The two stated purposes of the screening panel legislation were: (1) to identify meritorious claims of professional negligence and to encourage early resolution of those claims prior to suit being filed; and (2) to identify non-meritorious claims of professional negligence to encourage early withdrawal or dismissal of those claims. Neither of these purposes has been achieved through the panel process. Meritorious claims now take longer to resolve and cost more to do so. The number of jury trials in medical malpractice cases has also increased. Finally, neither the parties nor the courts can complete the panel process in the time frame established in the statute because the panels have become multi-day, mini-trials, for which the parties cannot compromise preparation or discovery because the panel findings, if unanimous, are admissible to the jury. In short, the medical malpractice screening panel system has been a resounding failure in its current form.

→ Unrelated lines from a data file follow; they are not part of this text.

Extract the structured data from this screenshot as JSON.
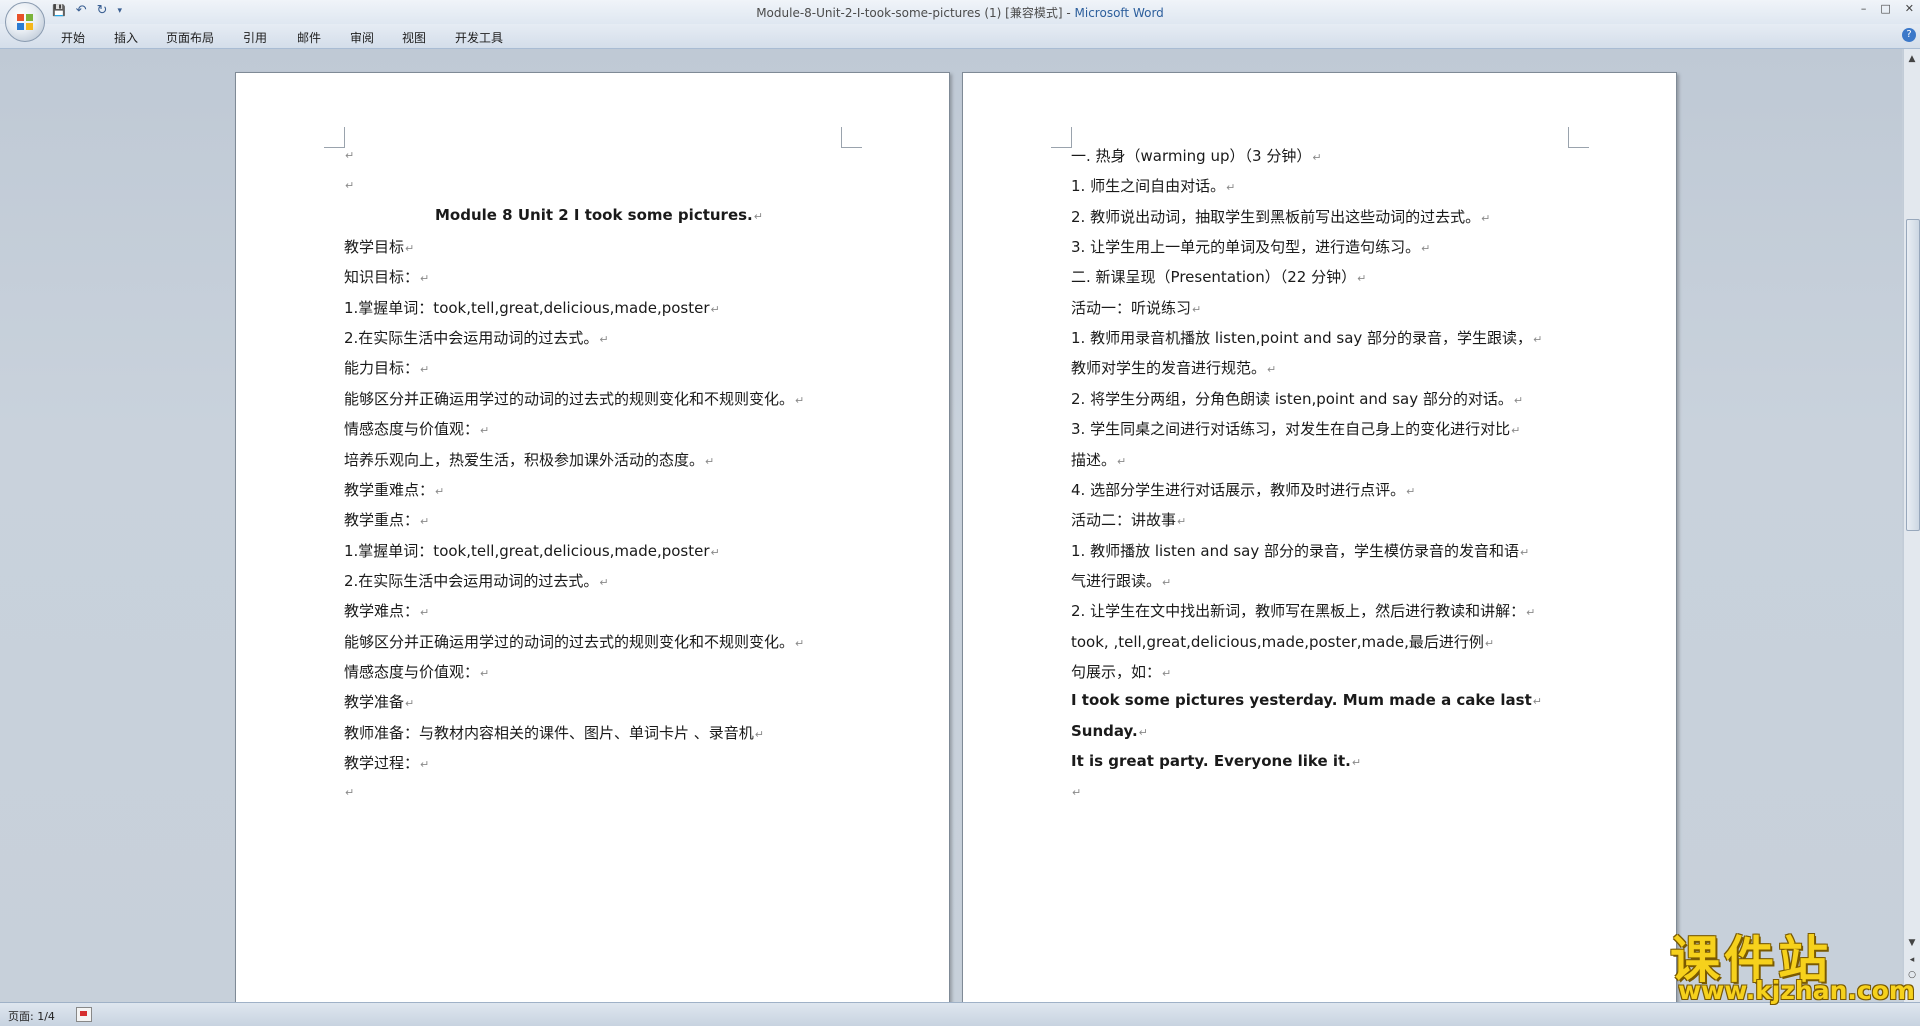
{
  "window": {
    "title": "Module-8-Unit-2-I-took-some-pictures (1) [兼容模式]",
    "title_sep": " - ",
    "app_name": "Microsoft Word",
    "controls": [
      "–",
      "□",
      "✕"
    ]
  },
  "quick_access": {
    "save": "💾",
    "undo": "↶",
    "redo": "↻",
    "more": "▾"
  },
  "ribbon": {
    "tabs": [
      "开始",
      "插入",
      "页面布局",
      "引用",
      "邮件",
      "审阅",
      "视图",
      "开发工具"
    ],
    "help": "?"
  },
  "page1": {
    "lines": [
      {
        "text": "",
        "bold": false
      },
      {
        "text": "",
        "bold": false
      },
      {
        "text": "Module 8 Unit 2 I took some pictures.",
        "bold": true
      },
      {
        "text": "教学目标",
        "bold": false
      },
      {
        "text": "知识目标：",
        "bold": false
      },
      {
        "text": "1.掌握单词：took,tell,great,delicious,made,poster",
        "bold": false
      },
      {
        "text": "2.在实际生活中会运用动词的过去式。",
        "bold": false
      },
      {
        "text": "能力目标：",
        "bold": false
      },
      {
        "text": "能够区分并正确运用学过的动词的过去式的规则变化和不规则变化。",
        "bold": false
      },
      {
        "text": "情感态度与价值观：",
        "bold": false
      },
      {
        "text": "培养乐观向上，热爱生活，积极参加课外活动的态度。",
        "bold": false
      },
      {
        "text": "教学重难点：",
        "bold": false
      },
      {
        "text": "教学重点：",
        "bold": false
      },
      {
        "text": "1.掌握单词：took,tell,great,delicious,made,poster",
        "bold": false
      },
      {
        "text": "2.在实际生活中会运用动词的过去式。",
        "bold": false
      },
      {
        "text": "教学难点：",
        "bold": false
      },
      {
        "text": "能够区分并正确运用学过的动词的过去式的规则变化和不规则变化。",
        "bold": false
      },
      {
        "text": "情感态度与价值观：",
        "bold": false
      },
      {
        "text": "教学准备",
        "bold": false
      },
      {
        "text": "教师准备：与教材内容相关的课件、图片、单词卡片 、录音机",
        "bold": false
      },
      {
        "text": "教学过程：",
        "bold": false
      },
      {
        "text": "",
        "bold": false
      }
    ]
  },
  "page2": {
    "lines": [
      {
        "text": "一.   热身（warming up）（3 分钟）",
        "bold": false
      },
      {
        "text": "1. 师生之间自由对话。",
        "bold": false
      },
      {
        "text": "2. 教师说出动词，抽取学生到黑板前写出这些动词的过去式。",
        "bold": false
      },
      {
        "text": "3. 让学生用上一单元的单词及句型，进行造句练习。",
        "bold": false
      },
      {
        "text": "二.   新课呈现（Presentation）（22 分钟）",
        "bold": false
      },
      {
        "text": "活动一：听说练习",
        "bold": false
      },
      {
        "text": "1. 教师用录音机播放 listen,point and say 部分的录音，学生跟读，",
        "bold": false
      },
      {
        "text": "    教师对学生的发音进行规范。",
        "bold": false
      },
      {
        "text": "2. 将学生分两组，分角色朗读 isten,point and say 部分的对话。",
        "bold": false
      },
      {
        "text": "3. 学生同桌之间进行对话练习，对发生在自己身上的变化进行对比",
        "bold": false
      },
      {
        "text": "    描述。",
        "bold": false
      },
      {
        "text": "4. 选部分学生进行对话展示，教师及时进行点评。",
        "bold": false
      },
      {
        "text": "活动二：讲故事",
        "bold": false
      },
      {
        "text": "  1. 教师播放 listen and say 部分的录音，学生模仿录音的发音和语",
        "bold": false
      },
      {
        "text": "      气进行跟读。",
        "bold": false
      },
      {
        "text": "  2. 让学生在文中找出新词，教师写在黑板上，然后进行教读和讲解：",
        "bold": false
      },
      {
        "text": "      took, ,tell,great,delicious,made,poster,made,最后进行例",
        "bold": false
      },
      {
        "text": "      句展示，如：",
        "bold": false
      },
      {
        "text": "     I took some pictures yesterday. Mum made a cake last",
        "bold": true
      },
      {
        "text": "  Sunday.",
        "bold": true
      },
      {
        "text": "     It is great party.   Everyone like it.",
        "bold": true
      },
      {
        "text": "",
        "bold": false
      }
    ]
  },
  "scrollbar": {
    "up": "▲",
    "down": "▼",
    "prev_page": "◂",
    "browse": "○",
    "next_page": "▸"
  },
  "status": {
    "page_indicator": "页面: 1/4"
  },
  "watermark": {
    "cn": "课件站",
    "url": "www.kjzhan.com"
  },
  "colors": {
    "accent": "#2c5e9c",
    "workspace": "#c5ced9",
    "watermark": "#f6d11c"
  },
  "paragraph_mark": "↵"
}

Recognizing the systemic failures in the system, in the 2010 legislative session, a bill (HB 50) was introduced in the New Hampshire House of Representatives to repeal the medical malpractice screening panel statute, RSA ch.519-B. In the House Record, Representative Philip Preston said: “Medical malpractice screening panels have been criticized because they subject the litigants to an additional proceeding with the accompanying costs usually associated with court proceedings. This makes it virtually impossible to pursue minor malpractice claims because of the high costs associated with first bringing such a case before a screening panel.” After study by the House Judiciary Committee, the bill was amended to retain the panel process but limit the panel proceedings to offers of proof by the parties.

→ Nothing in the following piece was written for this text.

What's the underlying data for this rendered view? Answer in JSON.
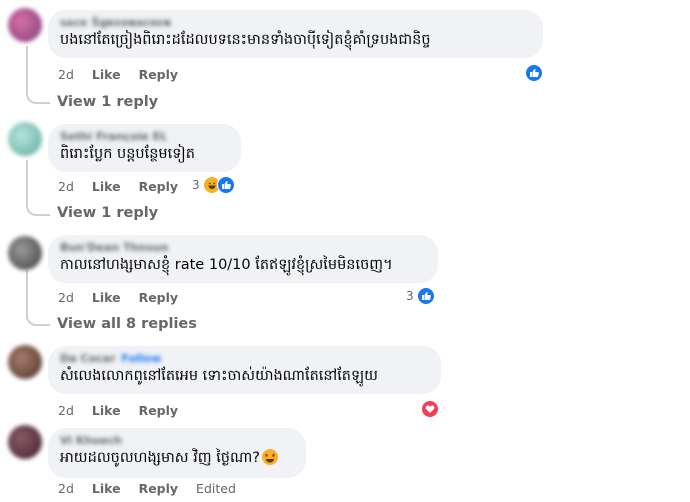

The major changes to the legislation are that the panel hearing must occur within 6 months of the return date and no live testimony is allowed. “The evidence presented is limited to offers of proof and submission of documentary evidence, including but not limited to medical records, expert reports, and interrogatory answers.” These changes are expected to eliminate the time, testimony and cost issues that the system currently has, while retaining a screening process to achieve the original purposes of the legislation by resolving meritorious cases expeditiously and eliminating any non-meritorious claims. This amendment passed the House Judiciary Committee by a vote of 18-1 and the amended version of HB 50 was passed in the New Hampshire House of Representatives with a vote of 330-19. If this bill passes in the New Hampshire Senate, its effective date is January 1, 2011.
The amended version of HB 50 is an adoption of the language of HB 572 from the 2009 legislative session, which also passed in the House of Representatives on a division vote of 299-69 on March 25, 2009, but was defeated in the Senate. Hopefully this year the Senate will pass this legislation because reform of our screening panel system is long overdue. In his 2007 report on the progress of the screening panels, Judge Lynn cautioned the legislature as follows:
In short, insofar as one of the purposes of this legislation was to provide a “quick and easy” method for resolving medical injury cases, I have reservations about whether the legislation will accomplish this goal.
Judge Lynn’s primary reported concerns at that time, which all have borne out, were the unrealistic six month time frame for preparation of a case for the panel hearing since the panel decision may be admitted at a subsequent trial; the difficulty of finding panel members in specific medical specialties or without conflicts due to the small size of our state and the collegiality of the medical profession; and overtaxing the volunteer panel members who attend multi-day panel hearings without compensation. These concerns are all well-founded and have not improved with time. They add only more reasons why screening panel reformation or repeal is required.